Quando penso em minha avó hoje, não vejo uma mulher castigada por uma culpa invisível. Vejo alguém que viveu com honestidade, cultivou a fé até o último suspiro e, como todos nós um dia enfrentaremos, encontrou-se diante da fragilidade inevitável da condição humana. Nietzsche escreveu que "não há fatos, apenas interpretações". Talvez uma das interpretações mais cruéis seja justamente aquela que transforma o sofrimento em evidência de culpa. Nem toda dor esconde um castigo. Muitas vezes, ela apenas revela aquilo que insistimos em esquecer: somos seres vulneráveis, sujeitos às mesmas limitações biológicas, creiamos ou não, diante da mesma physis indiferente.

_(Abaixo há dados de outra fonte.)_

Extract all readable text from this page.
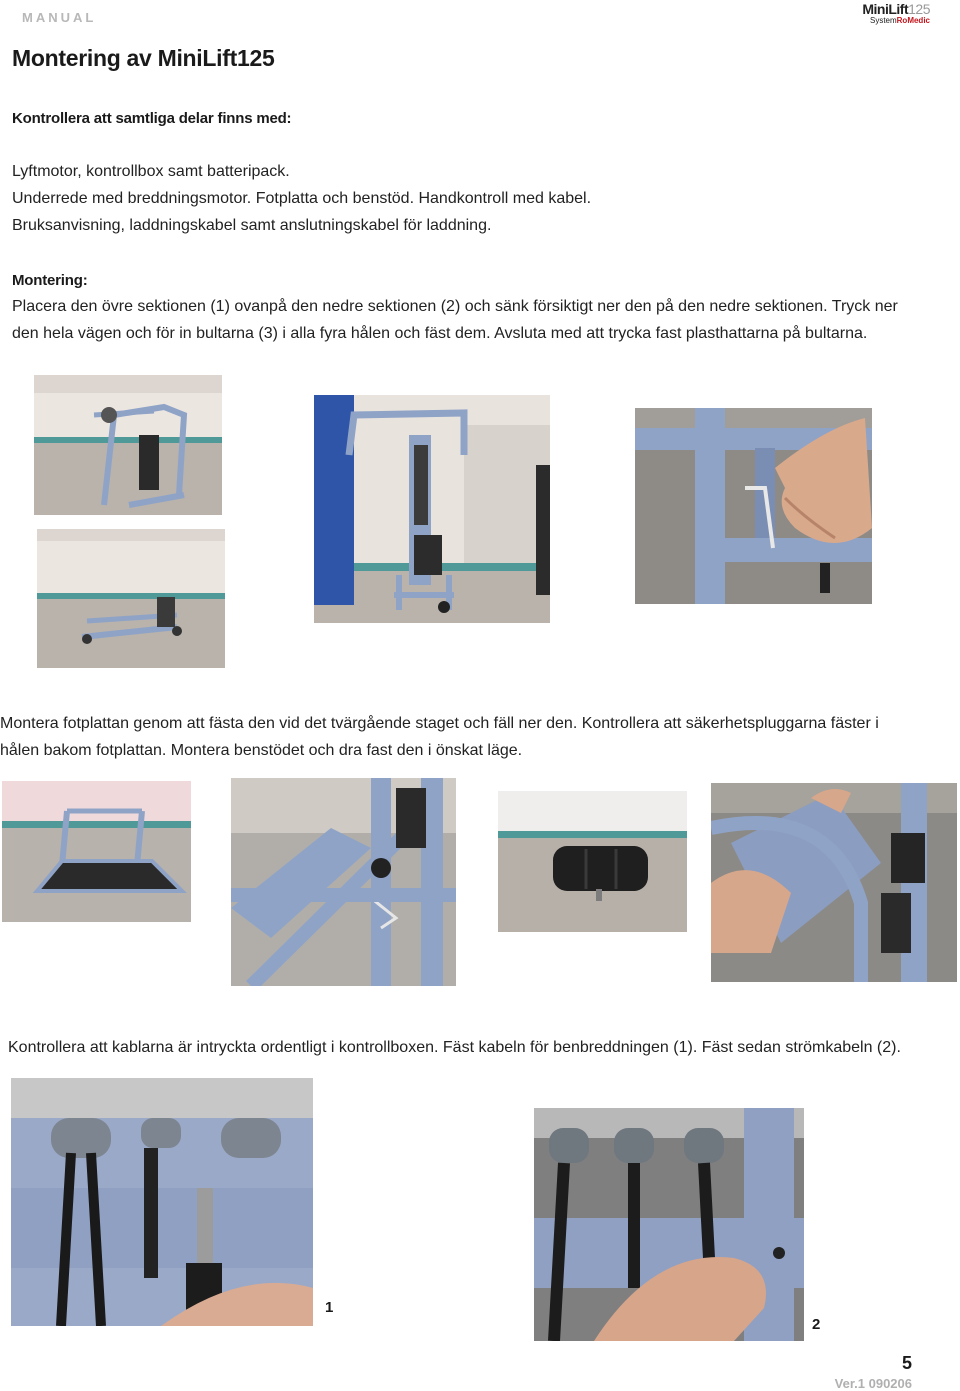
MANUAL
MiniLift125
SystemRoMedic
Montering av MiniLift125
Kontrollera att samtliga delar finns med:
Lyftmotor, kontrollbox samt batteripack.
Underrede med breddningsmotor. Fotplatta och benstöd. Handkontroll med kabel.
Bruksanvisning, laddningskabel samt anslutningskabel för laddning.
Montering:
Placera den övre sektionen (1) ovanpå den nedre sektionen (2) och sänk försiktigt ner den på den nedre sektionen. Tryck ner
den hela vägen och för in bultarna (3) i alla fyra hålen och fäst dem. Avsluta med att trycka fast plasthattarna på bultarna.
Montera fotplattan genom att fästa den vid det tvärgående staget och fäll ner den. Kontrollera att säkerhetspluggarna fäster i
hålen bakom fotplattan. Montera benstödet och dra fast den i önskat läge.
Kontrollera att kablarna är intryckta ordentligt i kontrollboxen. Fäst kabeln för benbreddningen (1). Fäst sedan strömkabeln (2).
1
2
5
Ver.1 090206
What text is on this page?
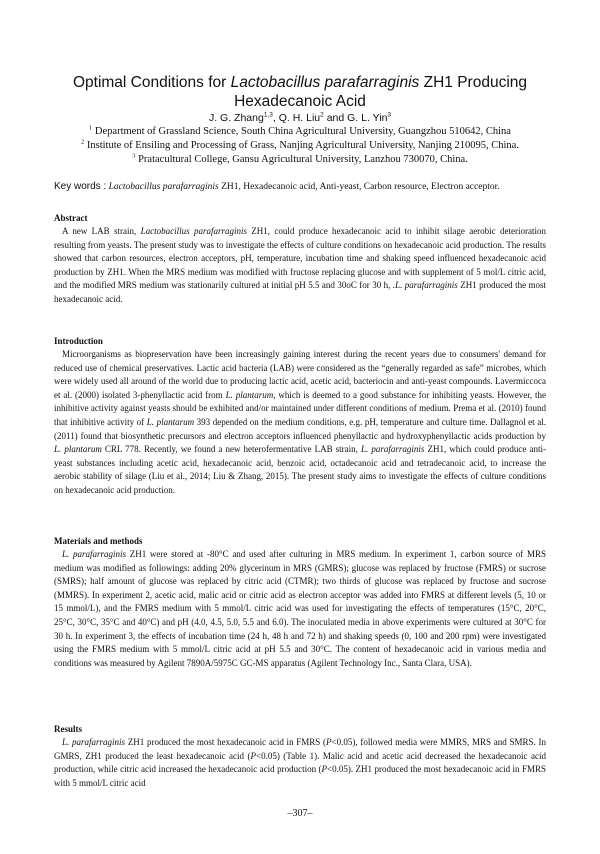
Optimal Conditions for Lactobacillus parafarraginis ZH1 Producing
Hexadecanoic Acid
J. G. Zhang$^{1,3}$, Q. H. Liu$^2$ and G. L. Yin$^3$
$^1$ Department of Grassland Science, South China Agricultural University, Guangzhou 510642, China
$^2$ Institute of Ensiling and Processing of Grass, Nanjing Agricultural University, Nanjing 210095, China.
$^3$ Pratacultural College, Gansu Agricultural University, Lanzhou 730070, China.
Key words : Lactobacillus parafarraginis ZH1, Hexadecanoic acid, Anti-yeast, Carbon resource, Electron acceptor.
Abstract

A new LAB strain, Lactobacillus parafarraginis ZH1, could produce hexadecanoic acid to inhibit silage aerobic deterioration resulting from yeasts. The present study was to investigate the effects of culture conditions on hexadecanoic acid production. The results showed that carbon resources, electron acceptors, pH, temperature, incubation time and shaking speed influenced hexadecanoic acid production by ZH1. When the MRS medium was modified with fructose replacing glucose and with supplement of 5 mol/L citric acid, and the modified MRS medium was stationarily cultured at initial pH 5.5 and 30oC for 30 h, .L. parafarraginis ZH1 produced the most hexadecanoic acid.

Introduction

Microorganisms as biopreservation have been increasingly gaining interest during the recent years due to consumers' demand for reduced use of chemical preservatives. Lactic acid bacteria (LAB) were considered as the “generally regarded as safe” microbes, which were widely used all around of the world due to producing lactic acid, acetic acid, bacteriocin and anti-yeast compounds. Lavermiccoca et al. (2000) isolated 3-phenyllactic acid from L. plantarum, which is deemed to a good substance for inhibiting yeasts. However, the inhibitive activity against yeasts should be exhibited and/or maintained under different conditions of medium. Prema et al. (2010) found that inhibitive activity of L. plantarum 393 depended on the medium conditions, e.g. pH, temperature and culture time. Dallagnol et al. (2011) found that biosynthetic precursors and electron acceptors influenced phenyllactic and hydroxyphenyllactic acids production by L. plantarum CRL 778. Recently, we found a new heterofermentative LAB strain, L. parafarraginis ZH1, which could produce anti-yeast substances including acetic acid, hexadecanoic acid, benzoic acid, octadecanoic acid and tetradecanoic acid, to increase the aerobic stability of silage (Liu et al., 2014; Liu & Zhang, 2015). The present study aims to investigate the effects of culture conditions on hexadecanoic acid production.

Materials and methods

L. parafarraginis ZH1 were stored at -80°C and used after culturing in MRS medium. In experiment 1, carbon source of MRS medium was modified as followings: adding 20% glycerinum in MRS (GMRS); glucose was replaced by fructose (FMRS) or sucrose (SMRS); half amount of glucose was replaced by citric acid (CTMR); two thirds of glucose was replaced by fructose and sucrose (MMRS). In experiment 2, acetic acid, malic acid or citric acid as electron acceptor was added into FMRS at different levels (5, 10 or 15 mmol/L), and the FMRS medium with 5 mmol/L citric acid was used for investigating the effects of temperatures (15°C, 20°C, 25°C, 30°C, 35°C and 40°C) and pH (4.0, 4.5, 5.0, 5.5 and 6.0). The inoculated media in above experiments were cultured at 30°C for 30 h. In experiment 3, the effects of incubation time (24 h, 48 h and 72 h) and shaking speeds (0, 100 and 200 rpm) were investigated using the FMRS medium with 5 mmol/L citric acid at pH 5.5 and 30°C. The content of hexadecanoic acid in various media and conditions was measured by Agilent 7890A/5975C GC-MS apparatus (Agilent Technology Inc., Santa Clara, USA).

Results

L. parafarraginis ZH1 produced the most hexadecanoic acid in FMRS (P<0.05), followed media were MMRS, MRS and SMRS. In GMRS, ZH1 produced the least hexadecanoic acid (P<0.05) (Table 1). Malic acid and acetic acid decreased the hexadecanoic acid production, while citric acid increased the hexadecanoic acid production (P<0.05). ZH1 produced the most hexadecanoic acid in FMRS with 5 mmol/L citric acid

–307–
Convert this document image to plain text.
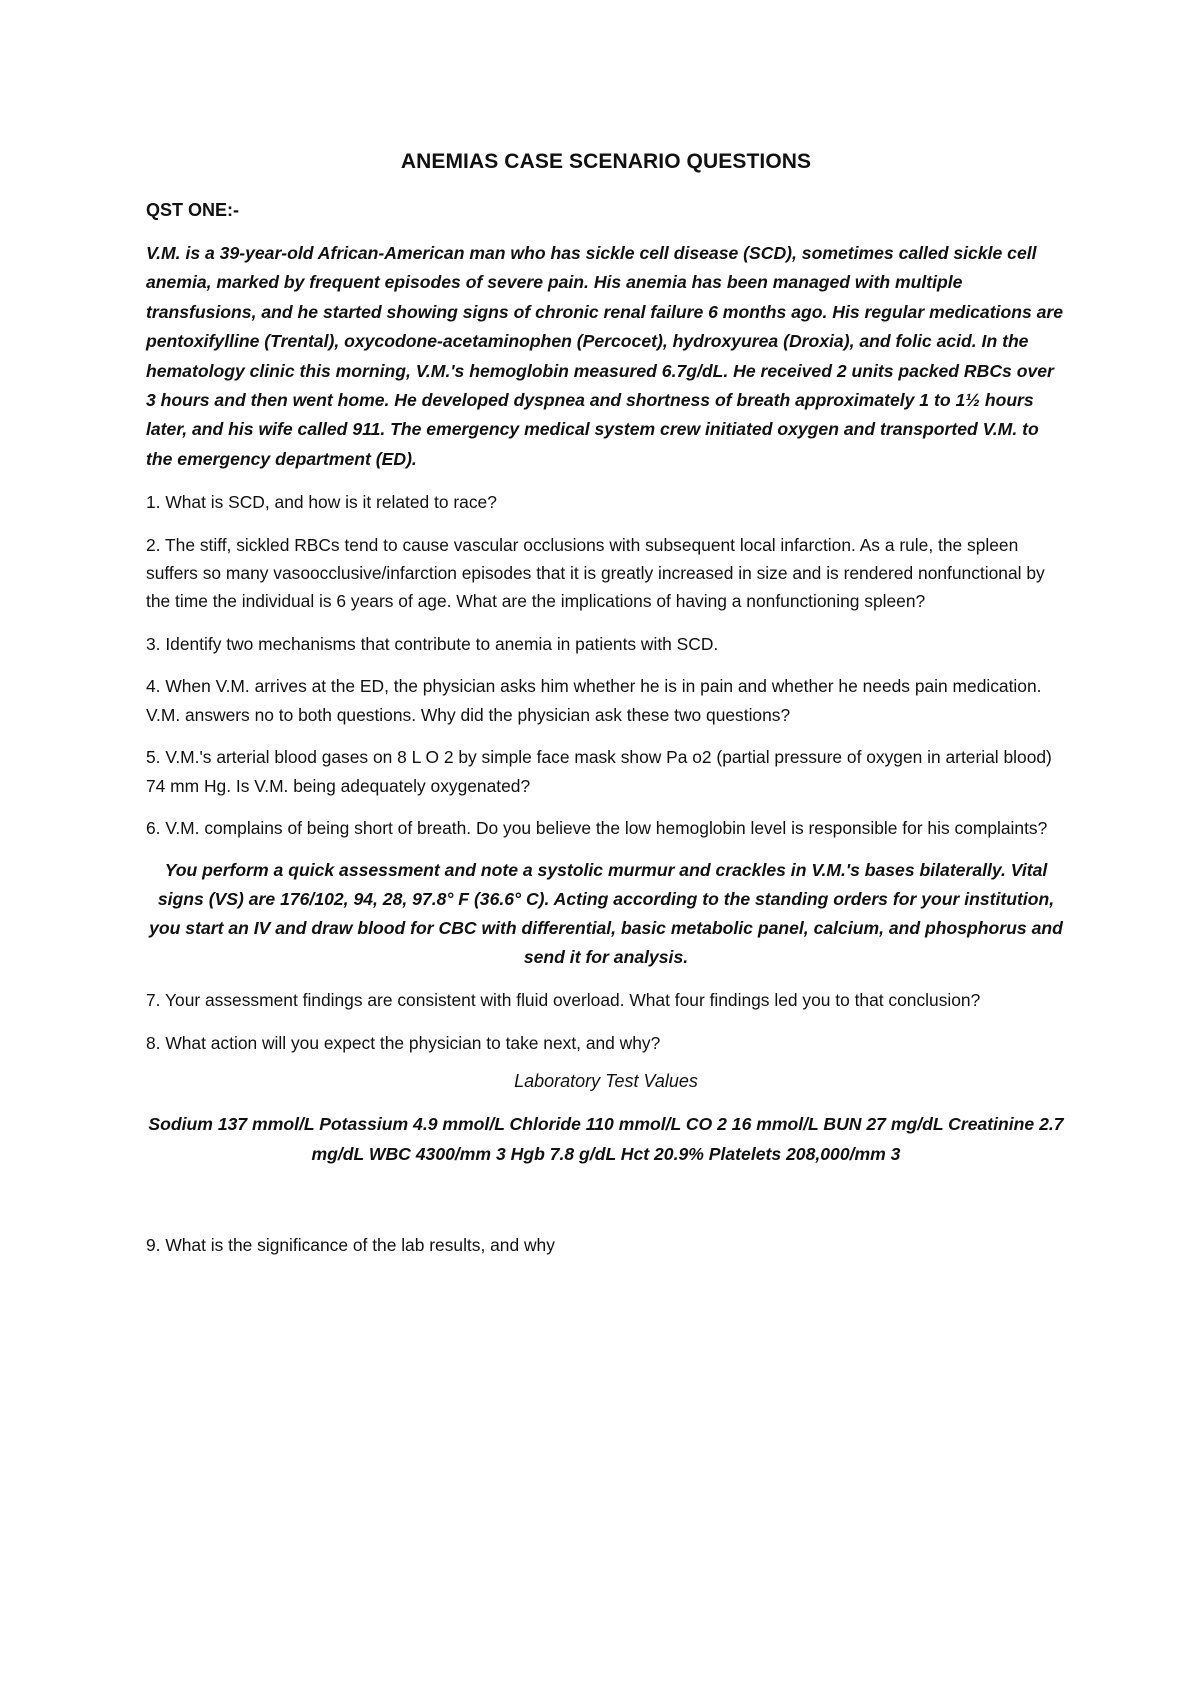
ANEMIAS CASE SCENARIO QUESTIONS

QST ONE:-

V.M. is a 39-year-old African-American man who has sickle cell disease (SCD), sometimes called sickle cell anemia, marked by frequent episodes of severe pain. His anemia has been managed with multiple transfusions, and he started showing signs of chronic renal failure 6 months ago. His regular medications are pentoxifylline (Trental), oxycodone-acetaminophen (Percocet), hydroxyurea (Droxia), and folic acid. In the hematology clinic this morning, V.M.'s hemoglobin measured 6.7g/dL. He received 2 units packed RBCs over 3 hours and then went home. He developed dyspnea and shortness of breath approximately 1 to 1½ hours later, and his wife called 911. The emergency medical system crew initiated oxygen and transported V.M. to the emergency department (ED).

1. What is SCD, and how is it related to race?

2. The stiff, sickled RBCs tend to cause vascular occlusions with subsequent local infarction. As a rule, the spleen suffers so many vasoocclusive/infarction episodes that it is greatly increased in size and is rendered nonfunctional by the time the individual is 6 years of age. What are the implications of having a nonfunctioning spleen?

3. Identify two mechanisms that contribute to anemia in patients with SCD.

4. When V.M. arrives at the ED, the physician asks him whether he is in pain and whether he needs pain medication. V.M. answers no to both questions. Why did the physician ask these two questions?

5. V.M.'s arterial blood gases on 8 L O 2 by simple face mask show Pa o2 (partial pressure of oxygen in arterial blood) 74 mm Hg. Is V.M. being adequately oxygenated?

6. V.M. complains of being short of breath. Do you believe the low hemoglobin level is responsible for his complaints?

You perform a quick assessment and note a systolic murmur and crackles in V.M.'s bases bilaterally. Vital signs (VS) are 176/102, 94, 28, 97.8° F (36.6° C). Acting according to the standing orders for your institution, you start an IV and draw blood for CBC with differential, basic metabolic panel, calcium, and phosphorus and send it for analysis.

7. Your assessment findings are consistent with fluid overload. What four findings led you to that conclusion?

8. What action will you expect the physician to take next, and why?

Laboratory Test Values

Sodium 137 mmol/L Potassium 4.9 mmol/L Chloride 110 mmol/L CO 2 16 mmol/L BUN 27 mg/dL Creatinine 2.7 mg/dL WBC 4300/mm 3 Hgb 7.8 g/dL Hct 20.9% Platelets 208,000/mm 3

9. What is the significance of the lab results, and why
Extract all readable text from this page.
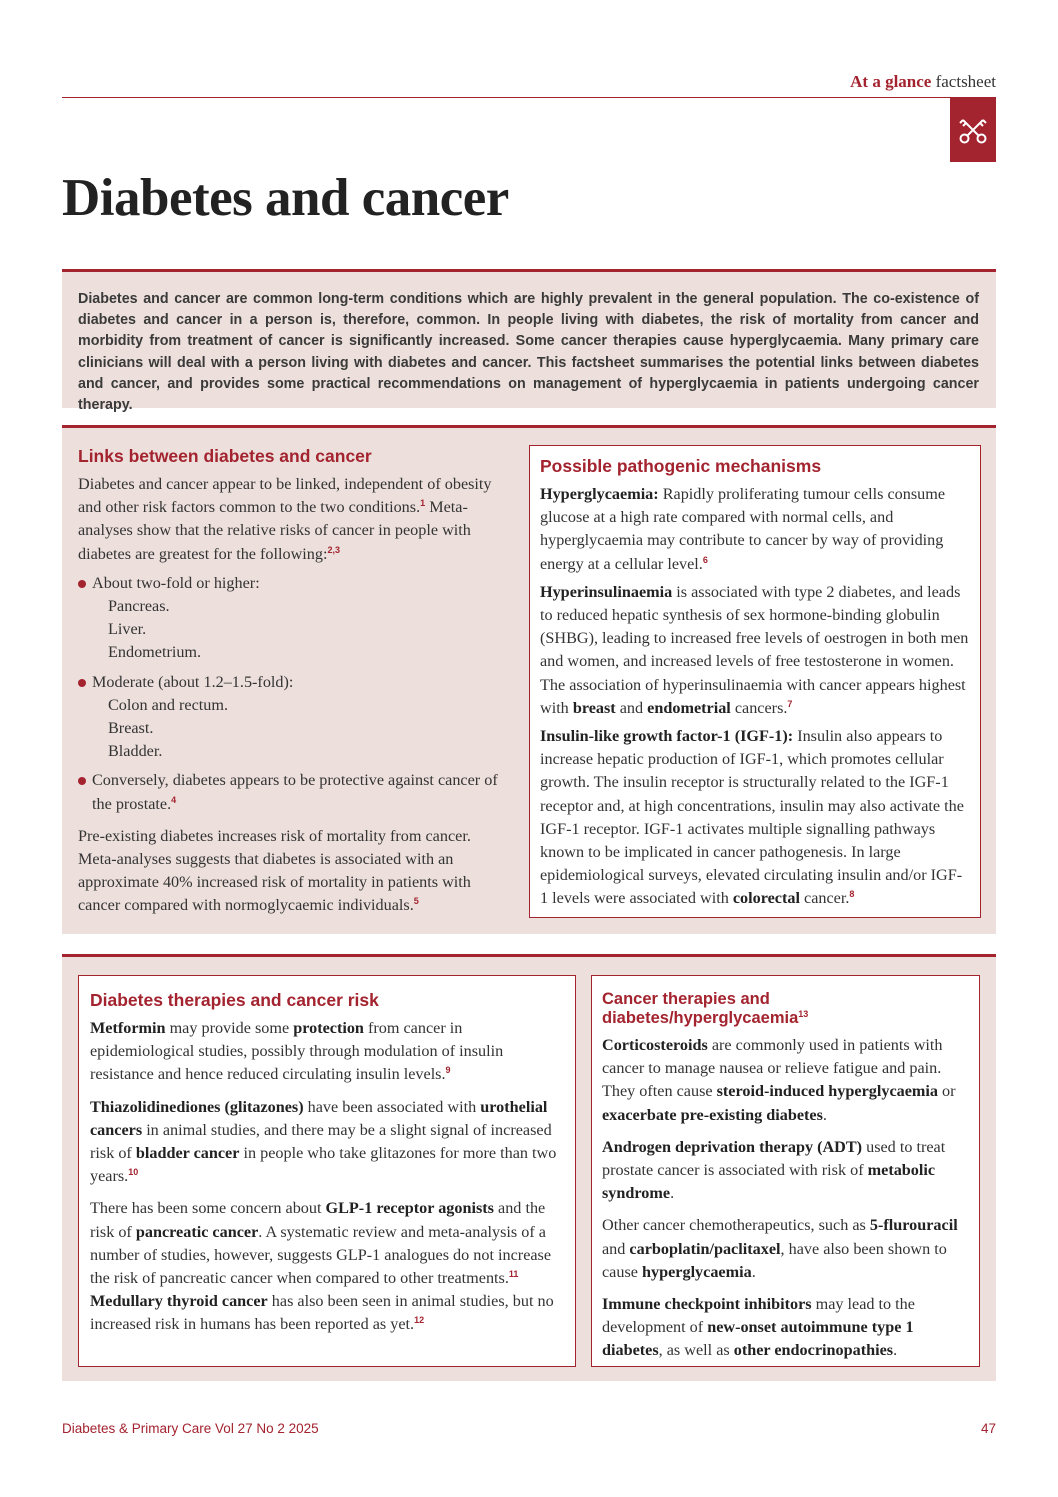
At a glance factsheet
Diabetes and cancer

Diabetes and cancer are common long-term conditions which are highly prevalent in the general population. The co-existence of diabetes and cancer in a person is, therefore, common. In people living with diabetes, the risk of mortality from cancer and morbidity from treatment of cancer is significantly increased. Some cancer therapies cause hyperglycaemia. Many primary care clinicians will deal with a person living with diabetes and cancer. This factsheet summarises the potential links between diabetes and cancer, and provides some practical recommendations on management of hyperglycaemia in patients undergoing cancer therapy.

Links between diabetes and cancer

Diabetes and cancer appear to be linked, independent of obesity and other risk factors common to the two conditions.$^1$ Meta-analyses show that the relative risks of cancer in people with diabetes are greatest for the following:$^{2,3}$

About two-fold or higher:
Pancreas.
Liver.
Endometrium.
Moderate (about 1.2–1.5-fold):
Colon and rectum.
Breast.
Bladder.
Conversely, diabetes appears to be protective against cancer of the prostate.$^4$

Pre-existing diabetes increases risk of mortality from cancer. Meta-analyses suggests that diabetes is associated with an approximate 40% increased risk of mortality in patients with cancer compared with normoglycaemic individuals.$^5$

Possible pathogenic mechanisms

Hyperglycaemia: Rapidly proliferating tumour cells consume glucose at a high rate compared with normal cells, and hyperglycaemia may contribute to cancer by way of providing energy at a cellular level.$^6$

Hyperinsulinaemia is associated with type 2 diabetes, and leads to reduced hepatic synthesis of sex hormone-binding globulin (SHBG), leading to increased free levels of oestrogen in both men and women, and increased levels of free testosterone in women. The association of hyperinsulinaemia with cancer appears highest with breast and endometrial cancers.$^7$

Insulin-like growth factor-1 (IGF-1): Insulin also appears to increase hepatic production of IGF-1, which promotes cellular growth. The insulin receptor is structurally related to the IGF-1 receptor and, at high concentrations, insulin may also activate the IGF-1 receptor. IGF-1 activates multiple signalling pathways known to be implicated in cancer pathogenesis. In large epidemiological surveys, elevated circulating insulin and/or IGF-1 levels were associated with colorectal cancer.$^8$

Diabetes therapies and cancer risk

Metformin may provide some protection from cancer in epidemiological studies, possibly through modulation of insulin resistance and hence reduced circulating insulin levels.$^9$

Thiazolidinediones (glitazones) have been associated with urothelial cancers in animal studies, and there may be a slight signal of increased risk of bladder cancer in people who take glitazones for more than two years.$^{10}$

There has been some concern about GLP-1 receptor agonists and the risk of pancreatic cancer. A systematic review and meta-analysis of a number of studies, however, suggests GLP-1 analogues do not increase the risk of pancreatic cancer when compared to other treatments.$^{11}$ Medullary thyroid cancer has also been seen in animal studies, but no increased risk in humans has been reported as yet.$^{12}$

Cancer therapies and diabetes/hyperglycaemia$^{13}$

Corticosteroids are commonly used in patients with cancer to manage nausea or relieve fatigue and pain. They often cause steroid-induced hyperglycaemia or exacerbate pre-existing diabetes.

Androgen deprivation therapy (ADT) used to treat prostate cancer is associated with risk of metabolic syndrome.

Other cancer chemotherapeutics, such as 5-flurouracil and carboplatin/paclitaxel, have also been shown to cause hyperglycaemia.

Immune checkpoint inhibitors may lead to the development of new-onset autoimmune type 1 diabetes, as well as other endocrinopathies.

Diabetes & Primary Care Vol 27 No 2 2025	47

É por isso que concluo esta reflexão sem diminuir a fé da minha avó — ao contrário, continuo admirando-a profundamente. O que questiono é a doutrina que transforma a fé numa espécie de contrato de imunidade contra as tragédias da existência. Reduzir saúde e vitalidade à obediência religiosa não apenas simplifica uma realidade infinitamente mais complexa; pode também impor um peso injusto sobre quem já sofre, fazendo da dor um suposto indício de culpa. A fé pode oferecer consolo, esperança, coragem e sentido quando tudo parece desmoronar. E isso, convenhamos, já é extraordinário. Mas, ela não deveria ser apresentada como garantia de uma proteção que a biologia, a história e as circunstâncias da vida, tantas vezes, desmentem.